Eunice superou todas as dificuldades e encontrou um modo de transmitir ao filho aquilo que aprendeu de sua mãe e também o que viveu, ela mesma, com o Senhor. Isto é, Eunice fez de seu filho um discípulo. E que discípulo! Entre os jovens daquela região Timóteo foi o escolhido pelo apóstolo Paulo para caminhar com ele (At 16,3). Foi escolhido porque os irmãos davam bom testemunho do rapaz, tanto em Listra como em Ícono (At 16,2). Mas ao que parece não estava só na sua tarefa.

O que chama a atenção no texto de Paulo é a citação ao nome da avó de Timóteo, Lóide. Ao considerarmos que a fé não fingida “primeiro habitou em sua avó Lóide”, podemos pensar que sua avó teve participação ativa no processo de discipulado do neto. O exemplo de Timóteo mostra que não foram os tratados teológicos, os muitos livros ou os altos conhecimentos intelectivos que o levaram a desenvolver sua fé. Ela nasceu, cresceu e se desenvolveu dentro de casa nos momentos vividos entre mãe e filho, entre avó e neto. A mesma fé que habitava nelas, afirma o apóstolo “...estou convencido de que também habita em você”.

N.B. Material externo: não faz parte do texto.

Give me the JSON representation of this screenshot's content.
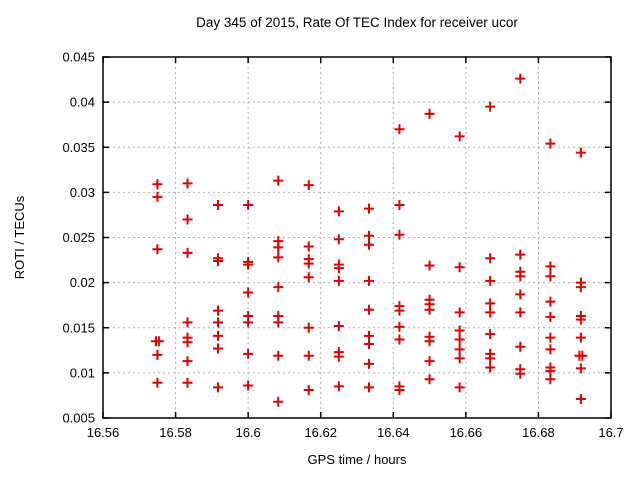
{
  "chart_data": {
    "type": "scatter",
    "title": "Day 345 of 2015, Rate Of TEC Index for receiver ucor",
    "xlabel": "GPS time / hours",
    "ylabel": "ROTI / TECUs",
    "xlim": [
      16.56,
      16.7
    ],
    "ylim": [
      0.005,
      0.045
    ],
    "xticks": [
      16.56,
      16.58,
      16.6,
      16.62,
      16.64,
      16.66,
      16.68,
      16.7
    ],
    "xtick_labels": [
      "16.56",
      "16.58",
      "16.6",
      "16.62",
      "16.64",
      "16.66",
      "16.68",
      "16.7"
    ],
    "yticks": [
      0.005,
      0.01,
      0.015,
      0.02,
      0.025,
      0.03,
      0.035,
      0.04,
      0.045
    ],
    "ytick_labels": [
      "0.005",
      "0.01",
      "0.015",
      "0.02",
      "0.025",
      "0.03",
      "0.035",
      "0.04",
      "0.045"
    ],
    "grid": true,
    "grid_color": "#b0b0b0",
    "border_color": "#000000",
    "marker": "plus",
    "marker_color": "#e00000",
    "legend": "none",
    "points": [
      [
        16.575,
        0.0309
      ],
      [
        16.575,
        0.0295
      ],
      [
        16.575,
        0.0237
      ],
      [
        16.5746,
        0.0135
      ],
      [
        16.5754,
        0.0135
      ],
      [
        16.575,
        0.012
      ],
      [
        16.575,
        0.0089
      ],
      [
        16.5833,
        0.031
      ],
      [
        16.5833,
        0.027
      ],
      [
        16.5833,
        0.0233
      ],
      [
        16.5833,
        0.0156
      ],
      [
        16.5833,
        0.0139
      ],
      [
        16.5833,
        0.0134
      ],
      [
        16.5833,
        0.0113
      ],
      [
        16.5833,
        0.0089
      ],
      [
        16.5917,
        0.0286
      ],
      [
        16.5917,
        0.0227
      ],
      [
        16.5917,
        0.0224
      ],
      [
        16.5917,
        0.0169
      ],
      [
        16.5917,
        0.0156
      ],
      [
        16.5917,
        0.0141
      ],
      [
        16.5917,
        0.0127
      ],
      [
        16.5917,
        0.0084
      ],
      [
        16.6,
        0.0286
      ],
      [
        16.6,
        0.0223
      ],
      [
        16.6,
        0.022
      ],
      [
        16.6,
        0.0189
      ],
      [
        16.6,
        0.0163
      ],
      [
        16.6,
        0.0156
      ],
      [
        16.6,
        0.0121
      ],
      [
        16.6,
        0.0086
      ],
      [
        16.6083,
        0.0313
      ],
      [
        16.6083,
        0.0246
      ],
      [
        16.6083,
        0.0239
      ],
      [
        16.6083,
        0.0228
      ],
      [
        16.6083,
        0.0195
      ],
      [
        16.6083,
        0.0163
      ],
      [
        16.6083,
        0.0156
      ],
      [
        16.6083,
        0.0119
      ],
      [
        16.6083,
        0.0068
      ],
      [
        16.6167,
        0.0308
      ],
      [
        16.6167,
        0.024
      ],
      [
        16.6167,
        0.0226
      ],
      [
        16.6167,
        0.0221
      ],
      [
        16.6167,
        0.0206
      ],
      [
        16.6167,
        0.015
      ],
      [
        16.6167,
        0.0119
      ],
      [
        16.6167,
        0.0081
      ],
      [
        16.625,
        0.0279
      ],
      [
        16.625,
        0.0248
      ],
      [
        16.625,
        0.022
      ],
      [
        16.625,
        0.0216
      ],
      [
        16.625,
        0.0202
      ],
      [
        16.625,
        0.0152
      ],
      [
        16.625,
        0.0123
      ],
      [
        16.625,
        0.0118
      ],
      [
        16.625,
        0.0085
      ],
      [
        16.6333,
        0.0282
      ],
      [
        16.6333,
        0.0252
      ],
      [
        16.6333,
        0.0242
      ],
      [
        16.6333,
        0.0202
      ],
      [
        16.6333,
        0.017
      ],
      [
        16.6333,
        0.0141
      ],
      [
        16.6333,
        0.0132
      ],
      [
        16.6333,
        0.011
      ],
      [
        16.6333,
        0.0084
      ],
      [
        16.6417,
        0.037
      ],
      [
        16.6417,
        0.0286
      ],
      [
        16.6417,
        0.0253
      ],
      [
        16.6417,
        0.0174
      ],
      [
        16.6417,
        0.0169
      ],
      [
        16.6417,
        0.0151
      ],
      [
        16.6417,
        0.0137
      ],
      [
        16.6417,
        0.0085
      ],
      [
        16.6417,
        0.0081
      ],
      [
        16.65,
        0.0387
      ],
      [
        16.65,
        0.0219
      ],
      [
        16.65,
        0.0181
      ],
      [
        16.65,
        0.0176
      ],
      [
        16.65,
        0.017
      ],
      [
        16.65,
        0.014
      ],
      [
        16.65,
        0.0135
      ],
      [
        16.65,
        0.0113
      ],
      [
        16.65,
        0.0093
      ],
      [
        16.6583,
        0.0362
      ],
      [
        16.6583,
        0.0217
      ],
      [
        16.6583,
        0.0167
      ],
      [
        16.6583,
        0.0147
      ],
      [
        16.6583,
        0.0137
      ],
      [
        16.6583,
        0.0126
      ],
      [
        16.6583,
        0.0116
      ],
      [
        16.6583,
        0.0084
      ],
      [
        16.6667,
        0.0395
      ],
      [
        16.6667,
        0.0227
      ],
      [
        16.6667,
        0.0202
      ],
      [
        16.6667,
        0.0177
      ],
      [
        16.6667,
        0.0167
      ],
      [
        16.6667,
        0.0143
      ],
      [
        16.6667,
        0.0121
      ],
      [
        16.6667,
        0.0116
      ],
      [
        16.6667,
        0.0106
      ],
      [
        16.675,
        0.0426
      ],
      [
        16.675,
        0.0231
      ],
      [
        16.675,
        0.0212
      ],
      [
        16.675,
        0.0207
      ],
      [
        16.675,
        0.0187
      ],
      [
        16.675,
        0.0167
      ],
      [
        16.675,
        0.0129
      ],
      [
        16.675,
        0.0104
      ],
      [
        16.675,
        0.0099
      ],
      [
        16.6833,
        0.0354
      ],
      [
        16.6833,
        0.0218
      ],
      [
        16.6833,
        0.0207
      ],
      [
        16.6833,
        0.0179
      ],
      [
        16.6833,
        0.0162
      ],
      [
        16.6833,
        0.0139
      ],
      [
        16.6833,
        0.0126
      ],
      [
        16.6833,
        0.0106
      ],
      [
        16.6833,
        0.0102
      ],
      [
        16.6833,
        0.0093
      ],
      [
        16.6917,
        0.0344
      ],
      [
        16.6917,
        0.02
      ],
      [
        16.6917,
        0.0195
      ],
      [
        16.6917,
        0.0163
      ],
      [
        16.6917,
        0.0159
      ],
      [
        16.6917,
        0.0139
      ],
      [
        16.6913,
        0.0119
      ],
      [
        16.6921,
        0.0119
      ],
      [
        16.6917,
        0.0105
      ],
      [
        16.6917,
        0.0071
      ]
    ]
  }
}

Como cristãos precisamos pensar nas experiências com Deus que temos deixado de compartilhar com nossos filhos e netos. Talvez no afã de “poupá-los” das dificuldades vividas por causa das escolhas que fazemos ao lado de Cristo, acabamos por não compartilhar, com quem tanto amamos, o conhecimento do Deus vivo que agiu e continua agindo na história. Nesses dias apressados que vivemos até achamos algum tempo para estar juntos em família, mas para falar de outras coisas, talvez mais “agradáveis” ao coração. Quando, na verdade, o que aquece de fato o coração é saber/viver um relacionamento íntimo com Deus. Isso é discipulado, vida na vida. Ou como diz o título do livro de Howard Hendricks “Ensinando para transformar vidas” (recomendo fortemente a leitura).

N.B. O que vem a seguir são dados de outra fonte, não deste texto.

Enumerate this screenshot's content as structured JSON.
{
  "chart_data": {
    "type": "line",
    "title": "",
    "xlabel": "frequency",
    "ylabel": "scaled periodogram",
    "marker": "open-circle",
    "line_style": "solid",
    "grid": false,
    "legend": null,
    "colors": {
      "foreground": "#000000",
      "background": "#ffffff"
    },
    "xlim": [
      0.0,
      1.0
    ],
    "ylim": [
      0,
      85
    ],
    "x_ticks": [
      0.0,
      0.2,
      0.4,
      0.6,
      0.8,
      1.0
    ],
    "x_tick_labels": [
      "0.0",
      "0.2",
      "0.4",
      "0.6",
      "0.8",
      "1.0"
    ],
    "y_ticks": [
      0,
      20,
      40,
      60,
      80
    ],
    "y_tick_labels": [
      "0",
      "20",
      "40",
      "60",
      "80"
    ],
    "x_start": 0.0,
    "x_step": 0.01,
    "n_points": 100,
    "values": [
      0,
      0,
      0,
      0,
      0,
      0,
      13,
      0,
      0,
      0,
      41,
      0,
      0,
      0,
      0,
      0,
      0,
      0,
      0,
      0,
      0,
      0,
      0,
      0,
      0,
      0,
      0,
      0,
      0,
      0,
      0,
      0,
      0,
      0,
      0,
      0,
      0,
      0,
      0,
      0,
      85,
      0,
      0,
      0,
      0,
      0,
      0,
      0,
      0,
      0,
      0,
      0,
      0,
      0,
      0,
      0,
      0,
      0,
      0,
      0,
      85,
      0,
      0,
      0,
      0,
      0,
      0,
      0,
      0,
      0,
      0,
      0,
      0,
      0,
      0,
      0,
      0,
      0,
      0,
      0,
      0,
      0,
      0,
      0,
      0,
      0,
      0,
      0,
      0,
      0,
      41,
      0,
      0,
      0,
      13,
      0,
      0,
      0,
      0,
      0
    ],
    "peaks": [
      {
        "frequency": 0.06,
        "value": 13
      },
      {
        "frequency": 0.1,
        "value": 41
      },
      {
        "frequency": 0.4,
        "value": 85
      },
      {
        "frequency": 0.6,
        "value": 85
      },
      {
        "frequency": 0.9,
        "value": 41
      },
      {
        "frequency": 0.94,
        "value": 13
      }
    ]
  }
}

O Novo Testamento está repleto de exemplos de vidas transformando vidas. Jesus transformou a vida de seus discípulos compartilhando com eles as experiências vividas com o Pai, bem como os comissionou a fazerem o mesmo, ensinar a outros “a guardar todas as coisas” (Mt 28,20). Em Jerusalém o comportamento exemplar dos crentes fazia com que caíssem na graça do povo e assim “todos os dias acrescentava o Senhor à igreja aqueles que se haviam de salvar” (Atos 2,47). Em Antioquia, cuja fama chegou até Jerusalém, os discípulos eram tão parecidos com o Mestre que “foram pela primeira vez chamados cristãos” – ou xingados de cristinhos. (Atos 11,26).

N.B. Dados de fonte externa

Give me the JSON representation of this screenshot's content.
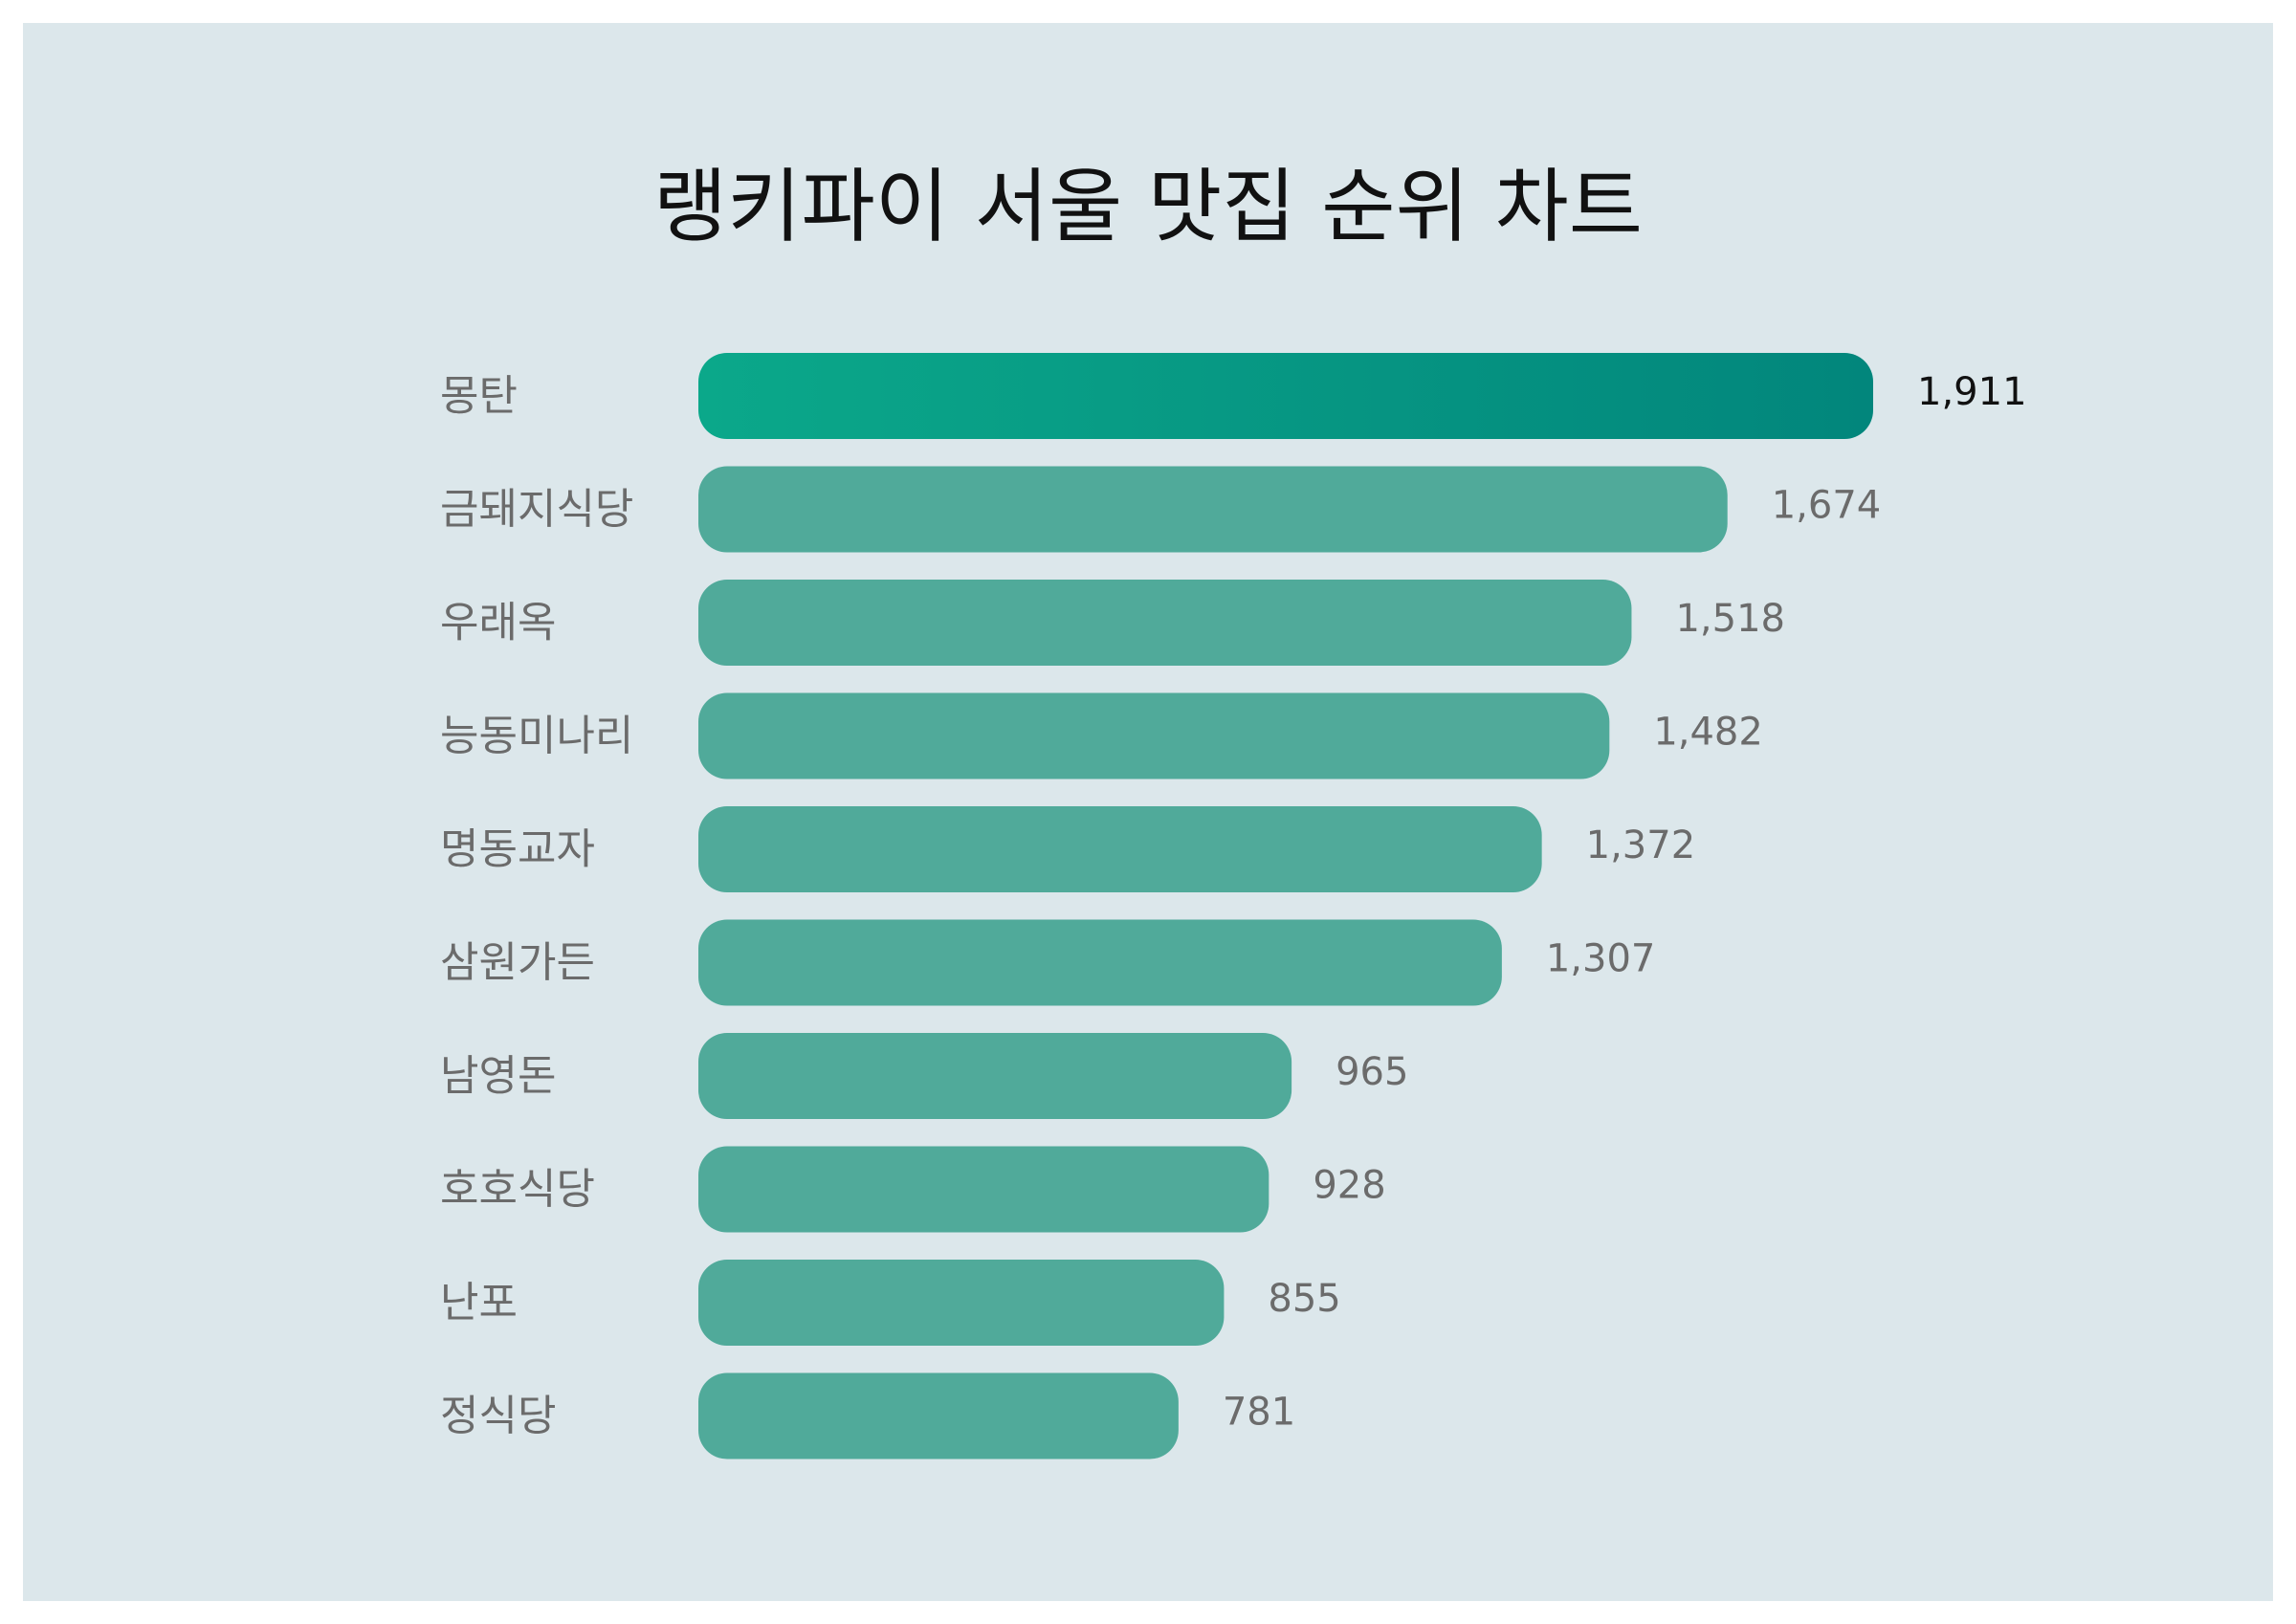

Portanto, é responsabilidade dos pais levar nossos filhos aos pés de Cristo. Incentivá-los a viver as suas próprias experiências com Deus. Conduzi-los ao crescimento na graça do Pai. Incentivá-los a confiar no Senhor desenvolvendo uma fé autêntica. Mostrar-lhes, pelos próprios exemplos, que a verdadeira adoração não depende de nenhum local em particular, seja um monte em Samaria, seja um templo em Jerusalém, seja em Listra, seja na igreja local. Por outro lado, os avós devem cooperar com a família neste propósito, como nos mostra o exemplo de Timóteo.

Talvez a pergunta não seja “de quem é a responsabilidade?”, talvez sejam outras. O que temos experimentado de Deus em nossas vidas? Qual o nosso grau de dependência, confiança e obediência ao Senhor? O que temos a oferecido a nossos filhos/netos para que eles se sintam motivados e encorajados a também depender, confiar e obedecer a Deus? O apóstolo Paulo lapidou o diamante que já existia no futuro pastor da igreja de Éfeso. Quantos “Timóteos” estão por aí carecendo de mães como Eunice e avós como Lóide. Mulheres que a despeito de todas as dificuldades de gênero, geografia ou de relacionamentos pessoais souberam fazer de Timóteo um legítimo discípulo de Jesus.